Much head-scatching and cursing later the problem is as outlined below
and affects every section that objtool generates for us, very much
including the ORC data. The below uses .static_call_sites because it's
convenient for demonstration purposes, but as mentioned the ORC
sections, .retpoline_sites and __mount_loc are all similarly affected.
Consider:
foo-weak.c:
extern void __SCT__foo(void);
__attribute__((weak)) void foo(void)
{
return __SCT__foo();
}
foo.c:
extern void __SCT__foo(void);
extern void my_foo(void);
void foo(void)
{
my_foo();
return __SCT__foo();
}
These generate the obvious code
(gcc -O2 -fcf-protection=none -fno-asynchronous-unwind-tables -c foo*.c):
foo-weak.o:
0000000000000000 <foo>:
0: e9 00 00 00 00 jmpq 5 <foo+0x5> 1: R_X86_64_PLT32 __SCT__foo-0x4
foo.o:
0000000000000000 <foo>:
0: 48 83 ec 08 sub $0x8,%rsp
4: e8 00 00 00 00 callq 9 <foo+0x9> 5: R_X86_64_PLT32 my_foo-0x4
9: 48 83 c4 08 add $0x8,%rsp
d: e9 00 00 00 00 jmpq 12 <foo+0x12> e: R_X86_64_PLT32 __SCT__foo-0x4
Now, when we link these two files together, you get something like
(ld -r -o foos.o foo-weak.o foo.o):
foos.o:
0000000000000000 <foo-0x10>:
0: e9 00 00 00 00 jmpq 5 <foo-0xb> 1: R_X86_64_PLT32 __SCT__foo-0x4
5: 66 2e 0f 1f 84 00 00 00 00 00 nopw %cs:0x0(%rax,%rax,1)
f: 90 nop
0000000000000010 <foo>:
10: 48 83 ec 08 sub $0x8,%rsp
14: e8 00 00 00 00 callq 19 <foo+0x9> 15: R_X86_64_PLT32 my_foo-0x4
19: 48 83 c4 08 add $0x8,%rsp
1d: e9 00 00 00 00 jmpq 22 <foo+0x12> 1e: R_X86_64_PLT32 __SCT__foo-0x4
Noting that ld preserves the weak function text, but strips the symbol
off of it (hence objdump doing that funny negative offset thing).
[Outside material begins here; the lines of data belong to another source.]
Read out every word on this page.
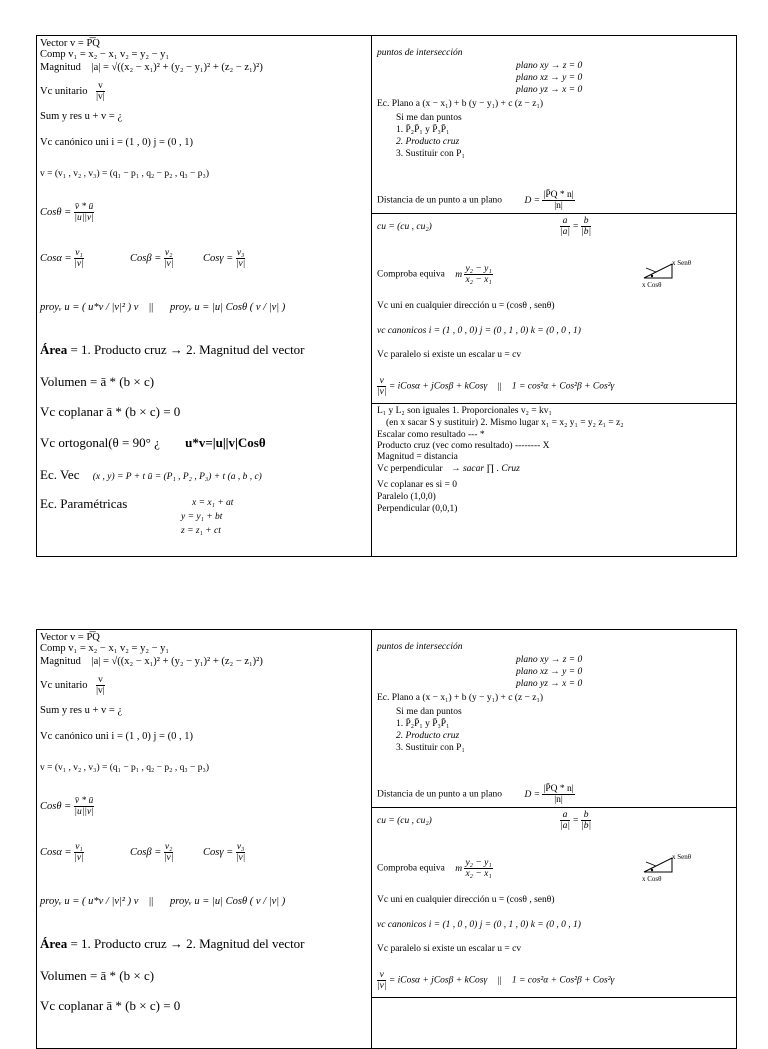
Vector v = P͞Q
Comp v₁ = x₂ − x₁ v₂ = y₂ − y₁
Magnitud |a| = √((x₂ − x₁)² + (y₂ − y₁)² + (z₂ − z₁)²)
Vc unitario $\frac{v}{|v|}$
Sum y res u + v = ¿
Vc canónico uni i = (1 , 0) j = (0 , 1)
v = (v₁ , v₂ , v₃) = (q₁ − p₁ , q₂ − p₂ , q₃ − p₃)
$Cos\theta = \frac{v̄ * ū}{|u||v|}$
$Cos\alpha = \frac{\text{v₁}}{|v|}$	$Cos\beta = \frac{\text{v₂}}{|v|}$	$Cos\gamma = \frac{\text{v₃}}{|v|}$
proyᵥ u = ( u*v / |v|² ) v || proyᵥ u = |u| Cosθ ( v / |v| )
Área = 1. Producto cruz → 2. Magnitud del vector
Volumen = ā * (b × c)
Vc coplanar ā * (b × c) = 0
Vc ortogonal(θ = 90° ¿ u*v=|u||v|Cosθ
Ec. Vec (x , y) = P + t ū = (P₁ , P₂ , P₃) + t (a , b , c)
Ec. Paramétricas	x = x₁ + at
y = y₁ + bt
z = z₁ + ct
puntos de intersección
plano xy → z = 0
plano xz → y = 0
plano yz → x = 0
Ec. Plano a (x − x₁) + b (y − y₁) + c (z − z₁)
Si me dan puntos
1. P̄₂P̄₁ y P̄₃P̄₁
2. Producto cruz
3. Sustituir con P₁
Distancia de un punto a un plano $D = \frac{|P̄Q * n|}{|n|}$
cu = (cu , cu₂)	$\frac{a}{|a|} = \frac{b}{|b|}$
Comproba equiva m $\frac{\text{y₂ − y₁}}{\text{x₂ − x₁}}$
x Senθ
x Cosθ
Vc uni en cualquier dirección u = (cosθ , senθ)
vc canonicos i = (1 , 0 , 0) j = (0 , 1 , 0) k = (0 , 0 , 1)
Vc paralelo si existe un escalar u = cv
$\frac{v}{|v|}$ = iCosα + jCosβ + kCosγ || 1 = cos²α + Cos²β + Cos²γ
L₁ y L₂ son iguales 1. Proporcionales v₂ = kv₁
(en x sacar S y sustituir) 2. Mismo lugar x₁ = x₂ y₁ = y₂ z₁ = z₂
Escalar como resultado --- *
Producto cruz (vec como resultado) -------- X
Magnitud = distancia
Vc perpendicular → sacar ∏ . Cruz
Vc coplanar es si = 0
Paralelo (1,0,0)
Perpendicular (0,0,1)
Vector v = P͞Q
Comp v₁ = x₂ − x₁ v₂ = y₂ − y₁
Magnitud |a| = √((x₂ − x₁)² + (y₂ − y₁)² + (z₂ − z₁)²)
Vc unitario $\frac{v}{|v|}$
Sum y res u + v = ¿
Vc canónico uni i = (1 , 0) j = (0 , 1)
v = (v₁ , v₂ , v₃) = (q₁ − p₁ , q₂ − p₂ , q₃ − p₃)
$Cos\theta = \frac{v̄ * ū}{|u||v|}$
$Cos\alpha = \frac{\text{v₁}}{|v|}$	$Cos\beta = \frac{\text{v₂}}{|v|}$	$Cos\gamma = \frac{\text{v₃}}{|v|}$
proyᵥ u = ( u*v / |v|² ) v || proyᵥ u = |u| Cosθ ( v / |v| )
Área = 1. Producto cruz → 2. Magnitud del vector
Volumen = ā * (b × c)
Vc coplanar ā * (b × c) = 0
puntos de intersección
plano xy → z = 0
plano xz → y = 0
plano yz → x = 0
Ec. Plano a (x − x₁) + b (y − y₁) + c (z − z₁)
Si me dan puntos
1. P̄₂P̄₁ y P̄₃P̄₁
2. Producto cruz
3. Sustituir con P₁
Distancia de un punto a un plano $D = \frac{|P̄Q * n|}{|n|}$
cu = (cu , cu₂)	$\frac{a}{|a|} = \frac{b}{|b|}$
Comproba equiva m $\frac{\text{y₂ − y₁}}{\text{x₂ − x₁}}$
x Senθ
x Cosθ
Vc uni en cualquier dirección u = (cosθ , senθ)
vc canonicos i = (1 , 0 , 0) j = (0 , 1 , 0) k = (0 , 0 , 1)
Vc paralelo si existe un escalar u = cv
$\frac{v}{|v|}$ = iCosα + jCosβ + kCosγ || 1 = cos²α + Cos²β + Cos²γ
This
does lead to 'interesting' unused code issues with objtool when ran on
linked objects, but that seems to be working (fingers crossed).
So far so good.. Now lets consider the objtool static_call output
section (readelf output, old binutils):
foo-weak.o:
Relocation section '.rela.static_call_sites' at offset 0x2c8 contains 1 entry:
Offset Info Type Symbol's Value Symbol's Name + Addend
0000000000000000 0000000200000002 R_X86_64_PC32 0000000000000000 .text + 0
0000000000000004 0000000d00000002 R_X86_64_PC32 0000000000000000 __SCT__foo + 1
foo.o:
Relocation section '.rela.static_call_sites' at offset 0x310 contains 2 entries:
Offset Info Type Symbol's Value Symbol's Name + Addend
0000000000000000 0000000200000002 R_X86_64_PC32 0000000000000000 .text + d
0000000000000004 0000000d00000002 R_X86_64_PC32 0000000000000000 __SCT__foo + 1
foos.o:
Relocation section '.rela.static_call_sites' at offset 0x430 contains 4 entries:
Offset Info Type Symbol's Value Symbol's Name + Addend
0000000000000000 0000000100000002 R_X86_64_PC32 0000000000000000 .text + 0
0000000000000004 0000000d00000002 R_X86_64_PC32 0000000000000000 __SCT__foo + 1
0000000000000008 0000000100000002 R_X86_64_PC32 0000000000000000 .text + 1d
000000000000000c 0000000d00000002 R_X86_64_PC32 0000000000000000 __SCT__foo + 1
So we have two patch sites, one in the dead code of the weak foo and one
in the real foo. All is well.
*HOWEVER*, when the toolchain strips unused section symbols it
generates things like this (using new enough binutils):
foo-weak.o:
Relocation section '.rela.static_call_sites' at offset 0x2c8 contains 1 entry:
Offset Info Type Symbol's Value Symbol's Name + Addend
0000000000000000 0000000200000002 R_X86_64_PC32 0000000000000000 foo + 0
0000000000000004 0000000d00000002 R_X86_64_PC32 0000000000000000 __SCT__foo + 1
foo.o:
Relocation section '.rela.static_call_sites' at offset 0x310 contains 2 entries:
Offset Info Type Symbol's Value Symbol's Name + Addend
0000000000000000 0000000200000002 R_X86_64_PC32 0000000000000000 foo + d
0000000000000004 0000000d00000002 R_X86_64_PC32 0000000000000000 __SCT__foo + 1
foos.o:
Relocation section '.rela.static_call_sites' at offset 0x430 contains 4 entries:
Offset Info Type Symbol's Value Symbol's Name + Addend
0000000000000000 0000000100000002 R_X86_64_PC32 0000000000000000 foo + 0
0000000000000004 0000000d00000002 R_X86_64_PC32 0000000000000000 __SCT__foo + 1
0000000000000008 0000000100000002 R_X86_64_PC32 0000000000000000 foo + d
000000000000000c 0000000d00000002 R_X86_64_PC32 0000000000000000 __SCT__foo + 1
And now we can see how that foos.o .static_call_sites goes side-ways, we
now have _two_ patch sites in foo. One for the weak symbol at foo+0
(which is no longer a static_call site!) and one at foo+d which is in
fact the right location.
This seems to happen when objtool cannot find a section symbol, in which
case it falls back to any other symbol to key off of, however in this
case that goes terribly wrong!
As such, teach objtool to create a section symbol when there isn't
one.
Fixes: 44f6a7c075 ("objtool: Fix seg fault with Clang non-section symbols")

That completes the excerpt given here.